Les vers que tu as mis dans la lettre de D m’ont bien plu ; il y a une simplicité admirable dans la langue du premier fragment, et j’aurais aimé que le second fût plus long ; le quatrième vers est complètement bancal et doit être repris, mais à part cela les vers sont bons. L’extrait de Pline est très judicieux, je me rappelle avoir eu le même avis que celui que tu exprimes sur les lettres de Pline lorsque je les ai lues il y a de nombreuses années.12

La phrase débute comme un compliment, mais le ton sous-entend un rapport de maître à élève, et le reproche est cinglant. Wordsworth analyse le poème de Coleridge avec le même détachement que lorsqu’il évoquait Bürger, avec l’assurance d’un homme qui se sent supérieur, sans réel égard pour l’amour-propre de son ami. En outre, le canon mis en avant ici est bien celui de Wordsworth ; si Pline a été cité à bon escient, c’est parce que Wordsworth aurait fait de même.

Comme Wordsworth et Coleridge, Shelley aime jouer les critiques, et prend parfois ce masque dans sa correspondance avec Byron, qu’il encourage et à qui il dispense généreusement ses conseils. Mais il le fait encore plus fréquemment avec Peacock ou Hunt, des écrivains qu’il considère comme moins talentueux, et que les conventions sociales le poussent moins à respecter. Se profilent ainsi des rapports où l’on cherche à dominer davantage qu’à échanger, et une hiérarchie se dessine à travers les échanges épistolaires, Wordsworth conseillant Coleridge, qui conseille Southey, qui en conseille sans doute à son tour un autre…

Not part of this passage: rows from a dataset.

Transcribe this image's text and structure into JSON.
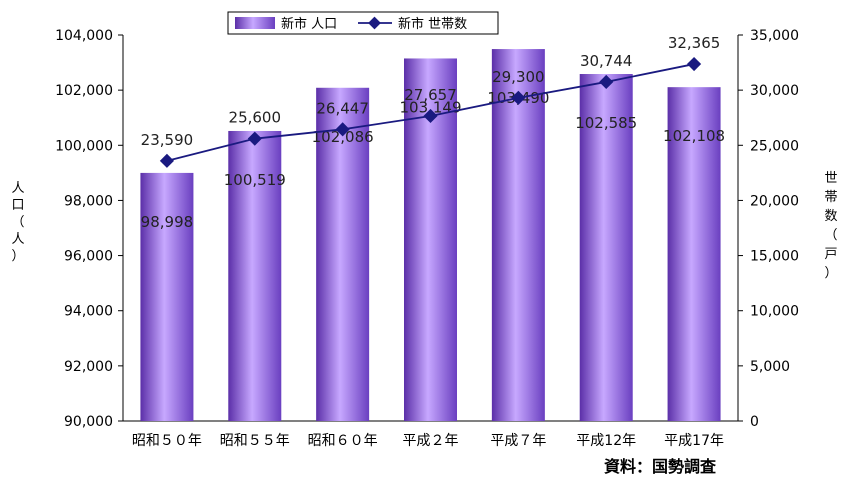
{
  "chart_data": {
    "type": "bar",
    "categories": [
      "昭和５０年",
      "昭和５５年",
      "昭和６０年",
      "平成２年",
      "平成７年",
      "平成12年",
      "平成17年"
    ],
    "series": [
      {
        "name": "新市 人口",
        "kind": "bar",
        "axis": "left",
        "values": [
          98998,
          100519,
          102086,
          103149,
          103490,
          102585,
          102108
        ],
        "labels": [
          "98,998",
          "100,519",
          "102,086",
          "103,149",
          "103,490",
          "102,585",
          "102,108"
        ],
        "color": "#9b6ee8"
      },
      {
        "name": "新市 世帯数",
        "kind": "line",
        "axis": "right",
        "values": [
          23590,
          25600,
          26447,
          27657,
          29300,
          30744,
          32365
        ],
        "labels": [
          "23,590",
          "25,600",
          "26,447",
          "27,657",
          "29,300",
          "30,744",
          "32,365"
        ],
        "color": "#1a1a80"
      }
    ],
    "y_left": {
      "label_chars": [
        "人",
        "口",
        "（",
        "人",
        "）"
      ],
      "ylim": [
        90000,
        104000
      ],
      "ticks": [
        90000,
        92000,
        94000,
        96000,
        98000,
        100000,
        102000,
        104000
      ],
      "tick_labels": [
        "90,000",
        "92,000",
        "94,000",
        "96,000",
        "98,000",
        "100,000",
        "102,000",
        "104,000"
      ]
    },
    "y_right": {
      "label_chars": [
        "世",
        "帯",
        "数",
        "（",
        "戸",
        "）"
      ],
      "ylim": [
        0,
        35000
      ],
      "ticks": [
        0,
        5000,
        10000,
        15000,
        20000,
        25000,
        30000,
        35000
      ],
      "tick_labels": [
        "0",
        "5,000",
        "10,000",
        "15,000",
        "20,000",
        "25,000",
        "30,000",
        "35,000"
      ]
    },
    "grid": false,
    "legend_position": "top-center"
  },
  "source": "資料：国勢調査"
}
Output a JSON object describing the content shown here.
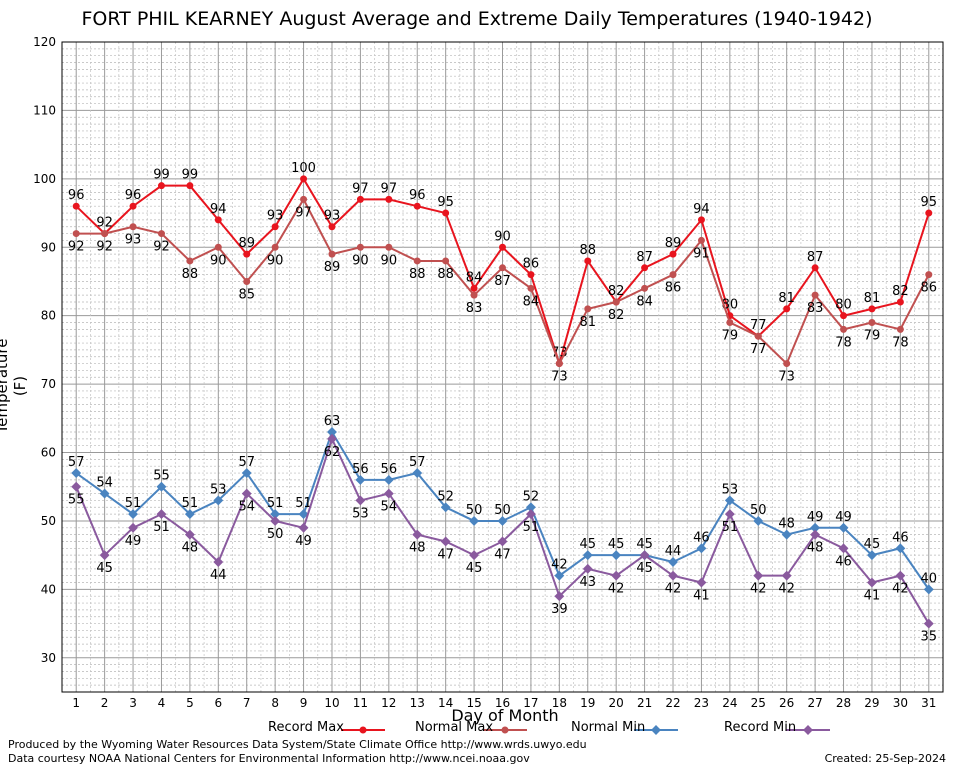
{
  "title": "FORT PHIL KEARNEY August Average and Extreme Daily Temperatures (1940-1942)",
  "footer": {
    "line1": "Produced by the Wyoming Water Resources Data System/State Climate Office http://www.wrds.uwyo.edu",
    "line2": "Data courtesy NOAA National Centers for Environmental Information http://www.ncei.noaa.gov",
    "created": "Created:  25-Sep-2024"
  },
  "chart_data": {
    "type": "line",
    "title": "FORT PHIL KEARNEY August Average and Extreme Daily Temperatures (1940-1942)",
    "xlabel": "Day of Month",
    "ylabel": "Temperature (F)",
    "xlim": [
      0.5,
      31.5
    ],
    "ylim": [
      25,
      120
    ],
    "yticks": [
      30,
      40,
      50,
      60,
      70,
      80,
      90,
      100,
      110,
      120
    ],
    "x": [
      1,
      2,
      3,
      4,
      5,
      6,
      7,
      8,
      9,
      10,
      11,
      12,
      13,
      14,
      15,
      16,
      17,
      18,
      19,
      20,
      21,
      22,
      23,
      24,
      25,
      26,
      27,
      28,
      29,
      30,
      31
    ],
    "grid": true,
    "legend": "bottom",
    "series": [
      {
        "name": "Record Max",
        "color": "#e8141e",
        "values": [
          96,
          92,
          96,
          99,
          99,
          94,
          89,
          93,
          100,
          93,
          97,
          97,
          96,
          95,
          84,
          90,
          86,
          73,
          88,
          82,
          87,
          89,
          94,
          80,
          77,
          81,
          87,
          80,
          81,
          82,
          95
        ]
      },
      {
        "name": "Normal Max",
        "color": "#c05050",
        "values": [
          92,
          92,
          93,
          92,
          88,
          90,
          85,
          90,
          97,
          89,
          90,
          90,
          88,
          88,
          83,
          87,
          84,
          73,
          81,
          82,
          84,
          86,
          91,
          79,
          77,
          73,
          83,
          78,
          79,
          78,
          86
        ]
      },
      {
        "name": "Normal Min",
        "color": "#4a84c0",
        "values": [
          57,
          54,
          51,
          55,
          51,
          53,
          57,
          51,
          51,
          63,
          56,
          56,
          57,
          52,
          50,
          50,
          52,
          42,
          45,
          45,
          45,
          44,
          46,
          53,
          50,
          48,
          49,
          49,
          45,
          46,
          40
        ]
      },
      {
        "name": "Record Min",
        "color": "#8a5a9e",
        "values": [
          55,
          45,
          49,
          51,
          48,
          44,
          54,
          50,
          49,
          62,
          53,
          54,
          48,
          47,
          45,
          47,
          51,
          39,
          43,
          42,
          45,
          42,
          41,
          51,
          42,
          42,
          48,
          46,
          41,
          42,
          35
        ]
      }
    ]
  }
}
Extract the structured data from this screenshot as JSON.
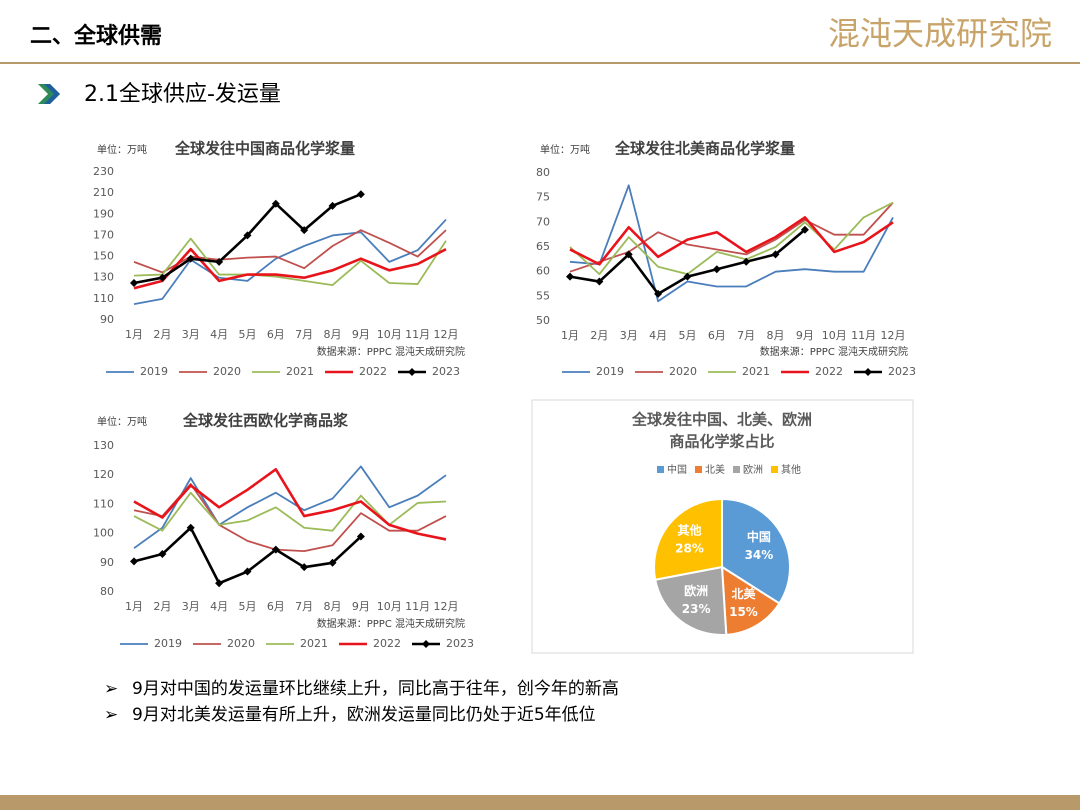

Jusqu’à présent je n’ai évoqué que des rapports frontaux, des lettres dans lesquelles un poète s’adresse à son ami et critique son œuvre, en toute amitié bien entendu. Mais le jeu ne s’arrête pas là, et la critique est également pratiquée sur des tierces personnes. La notion de réseau des poètes romantiques prend ici un autre sens, et les rapports une autre épaisseur. En effet, lorsqu’un épistolier devient trop critique, la relation se distend, ou une lettre vient le rappeler à l’ordre, mais les choses se compliquent lorsque les reproches ne sont pas directement adressés. Les rumeurs circulent, les réputations se créent : et à tant jouer les juges, l’on finit par se soupçonner les uns les autres d’être le critique redouté. N’oublions pas que de nombreuses recensions se faisaient sous couvert d’anonymat. Ainsi Shelley, mal informé par ses amis, envoie-t-il une lettre agressive à Southey, qu’il soupçonne – à tort ! – d’être l’auteur d’une sévère critique anonyme de son poème La Révolte de l’Islam. Southey répond, l’assurant ironiquement de sa compassion pour un être aussi égaré par son manque de sens moral. (Shelley avait largement défrayé la chronique, d’abord avec son pamphlet en défense de l’athéisme, qui lui valut d’être exclu d’Oxford, puis avec sa vie sentimentale) L’échange est intéressant, parce qu’il montre que le jugement littéraire est largement inspiré d’autres valeurs, que morale et politique sont des critères aussi déterminants que la qualité littéraire de l’œuvre. Le contexte épistolaire favorise en effet les amalgames, parce que la lettre ne se contente jamais de parler littérature. Lorsque l’on se querelle, le jugement littéraire se trouve contaminé par d’autres sujets, l’opiomanie de Coleridge, le libertinage de Byron, le conservatisme puritain de Wordsworth…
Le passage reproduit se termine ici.